Денежный долг Тони был уплачен, всякая движимость, остававшаяся в квартире Ранеевых, отчасти продана, отчасти перешла в комнату Даши и в комнату Тони, которую занял искалеченный брат их. Ему же, как бы по наследству, перешли все группы vieux Saxe, назначенные Володе. Лиза взяла с собою только дорогие для нее семейные портреты, картину с изображением Жанны д'Арк и завещанную ей отцом фарфоровую сестру милосердия. Тони не рассталась со своим рыцарем.

Простились в урочный день не без слез с оставшимися жильцами домика на Пресне. Даша старалась быть твердою, утешала себя, сестру и Лизу словами надежды, что им будет хорошо в новом крае, и словами упования на милосердие Божье; обещались чаще переписываться. Провожаемые благословениями, обе подруги, в сопровождении Андрея Ивановича, отправились в дорогу. В Приреченской усадьбе Настасья Александровна и дочери ее, предупрежденные о приезде к ним дорогих гостей, встретили их с неподдельною радостью. Скоро между семейством Сурмина и приезжими установилось дружеское сближение. Настасья Александровна нашла, что похвалы сына обеим подругам были не преувеличены. Обе очаровали ее своею наружностью, умом и простотою обращения. Только, сравнивая оригиналы с портретами, писанными домашним живописцем, она заметила, что кисть его погрешила. В Лизе, может быть по краткости знакомства, может быть по горестному положению, в котором она находилась, не видно было той пылкой энтузиастки, какою представил ее сын, вероятно, в минуты досады на нее. Напротив того, строгие черты лица, оттененного грустью, сдержанный тон разговора и манер были скорее отражением твердого, более холодного характера, чем тот, который придавали ей письма сына и потом воображение матери.

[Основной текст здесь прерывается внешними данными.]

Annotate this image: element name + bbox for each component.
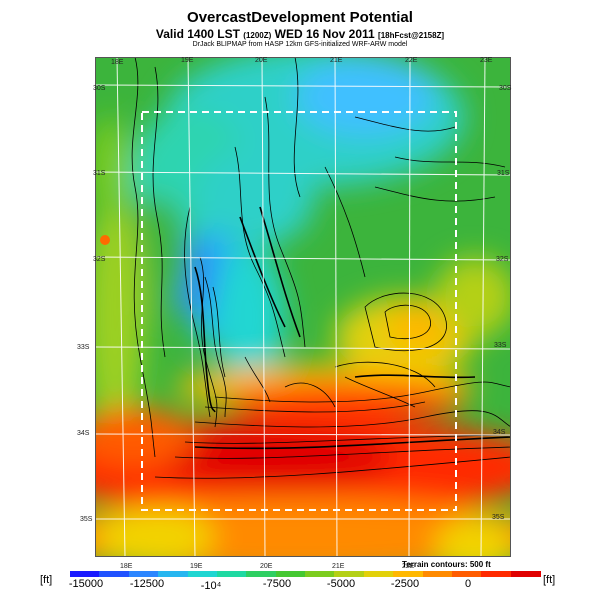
latlon-grid (95, 57, 511, 557)
colorbar-segment (158, 571, 188, 577)
colorbar-unit-right: [ft] (543, 574, 556, 586)
lon-label-bottom: 22E (402, 563, 415, 570)
lat-label-left: 30S (93, 85, 106, 92)
hotspot (100, 235, 110, 245)
colorbar-segment (305, 571, 335, 577)
model-credit: DrJack BLIPMAP from HASP 12km GFS-initia… (192, 41, 408, 48)
lat-label-right: 32S (496, 256, 509, 263)
colorbar-segment (128, 571, 159, 577)
colorbar-unit-left: [ft] (40, 574, 53, 586)
valid-utc: (1200Z) (243, 31, 272, 40)
valid-time: Valid 1400 LST (1200Z) WED 16 Nov 2011 [… (0, 27, 600, 41)
field-shading (95, 57, 511, 557)
lon-label-bottom: 18E (120, 563, 133, 570)
colorbar-segment (216, 571, 247, 577)
chart-title: OvercastDevelopment Potential (187, 9, 413, 26)
terrain-contours (131, 57, 511, 479)
lon-label-bottom: 21E (332, 563, 345, 570)
lat-label-right: 35S (492, 514, 505, 521)
colorbar-segment (363, 571, 394, 577)
lat-label-right: 34S (493, 429, 506, 436)
colorbar-segment (334, 571, 365, 577)
lon-label-top: 18E (111, 59, 124, 66)
colorbar-segment (393, 571, 423, 577)
lat-label-right: 30S (499, 85, 512, 92)
colorbar (70, 571, 541, 577)
colorbar-segment (187, 571, 218, 577)
lat-label-left: 35S (80, 516, 93, 523)
lat-label-left: 33S (77, 344, 90, 351)
colorbar-tick: -15000 (68, 578, 104, 590)
lon-label-top: 23E (480, 57, 493, 64)
colorbar-segment (70, 571, 100, 577)
lat-label-left: 32S (93, 256, 106, 263)
lat-label-left: 31S (93, 170, 106, 177)
colorbar-segment (246, 571, 277, 577)
forecast-info: [18hFcst@2158Z] (378, 31, 445, 40)
colorbar-tick: 0 (464, 578, 472, 590)
inner-domain-box (141, 111, 457, 511)
lon-label-top: 21E (330, 57, 343, 64)
colorbar-tick: -2500 (390, 578, 420, 590)
colorbar-tick: -7500 (262, 578, 292, 590)
lon-label-top: 20E (255, 57, 268, 64)
colorbar-segment (451, 571, 482, 577)
colorbar-tick: -10⁴ (200, 580, 222, 592)
lon-label-top: 22E (405, 57, 418, 64)
lon-label-bottom: 20E (260, 563, 273, 570)
valid-prefix: Valid 1400 LST (155, 27, 240, 41)
map-svg (95, 57, 511, 557)
lon-label-bottom: 19E (190, 563, 203, 570)
terrain-contour-note: Terrain contours: 500 ft (402, 560, 491, 569)
colorbar-segment (99, 571, 130, 577)
colorbar-tick: -5000 (326, 578, 356, 590)
lon-label-top: 19E (181, 57, 194, 64)
heavy-contours (194, 206, 511, 450)
colorbar-segment (275, 571, 306, 577)
colorbar-segment (481, 571, 512, 577)
colorbar-tick: -12500 (129, 578, 165, 590)
colorbar-segment (422, 571, 453, 577)
forecast-map[interactable] (95, 57, 511, 557)
lat-label-right: 31S (497, 170, 510, 177)
map-border (95, 57, 511, 557)
lat-label-left: 34S (77, 430, 90, 437)
lat-label-right: 33S (494, 342, 507, 349)
valid-date: WED 16 Nov 2011 (274, 27, 375, 41)
colorbar-segment (510, 571, 541, 577)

Преобладай в Ранеевой эксцентричность характера, все-таки и в ее положении складки этого характера выступили бы как-нибудь невольно на покрове, который на первых порах знакомства она бы на себя накинула.

Но если Настасья Александровна и чувствовала к ней сердечное влечение, то вместе с тем, хоть и старушка, не могла не подчиниться и невольному чувству уважения к ее личности, помимо того, на которое вызывали ее несчастья.

Так же, по мнению Сурминой, и в портрете Тони живописец погрешил. Андрей Иванович называл ее хорошенькой, миленькой, а мать нашла, что она более чем хорошенькая и привлекательна в высшей степени. Но и в этом случае нашлось для него извинение. Он писал к ней во время своего страстного поклонения другой очаровательной девушке, перед ослепительной красотой которой все, ее окружавшее, представлялось ему в тени, на заднем плане.

– Если б, – говорила Настасья Александровна, – зависел от меня выбор жены для сына, так я выбрала бы Антонину Павловну.

Гувернантки, англичанка и русская, разделились в мнениях на две стороны. Одна, холодная мисс, отдавала пальму первенства Лизе, вторая, более восприимчивая по своей натуре, – Тони. Дочери сердцем присоединялись к партии последней. Тони в один день сделалась как бы их семьянинкой, словно жила с ними годы. Играя своим живым, открытым характером на юных сердцах, она будто перебегала по клавишам своего рояля. В первый же день сестры Сурмина и Лорина обращались уже друг с дружкой на ты, называли друг дружку: Тони, Оля, Таня.

Близнецы-сестры просили гостей своих оставить им на память несколько строк в общем их альбоме. Лиза написала в нем следующие строки из одного сочинения госпожи Неккер де Соссюр[23]:

«Совершенство, к которому стремится человек, таково, что оно вызывает или наше одобрение, или восторг и удивление. Первое относится к исполнению своего долга, последнее к доблести или самоотвержению.

Елизавета Ранеева».

Тони написала:

«Любите чистым сердцем и во всем поручите себя Богу. В любви найдете источник долга, доблести и самоотвержения.

Тони Лорина».

На другой день кружок, собравшийся в доме Сурминых, сидел за вечерним чаем. Распахнулась дверь, и влетела молодая девушка, довольно интересной, шикарной наружности, в бархатном малиновом кепи, в перчатках с широкими раструбами, по образцу кучерских. За поясом блестел маленький кинжал с золотою ручкой. При входе в комнату, она разразилась хохотом, так что все тут бывшие вздрогнули.

– Ха, ха, ха! – зарокотало по зале, имевшей сильный резонанс.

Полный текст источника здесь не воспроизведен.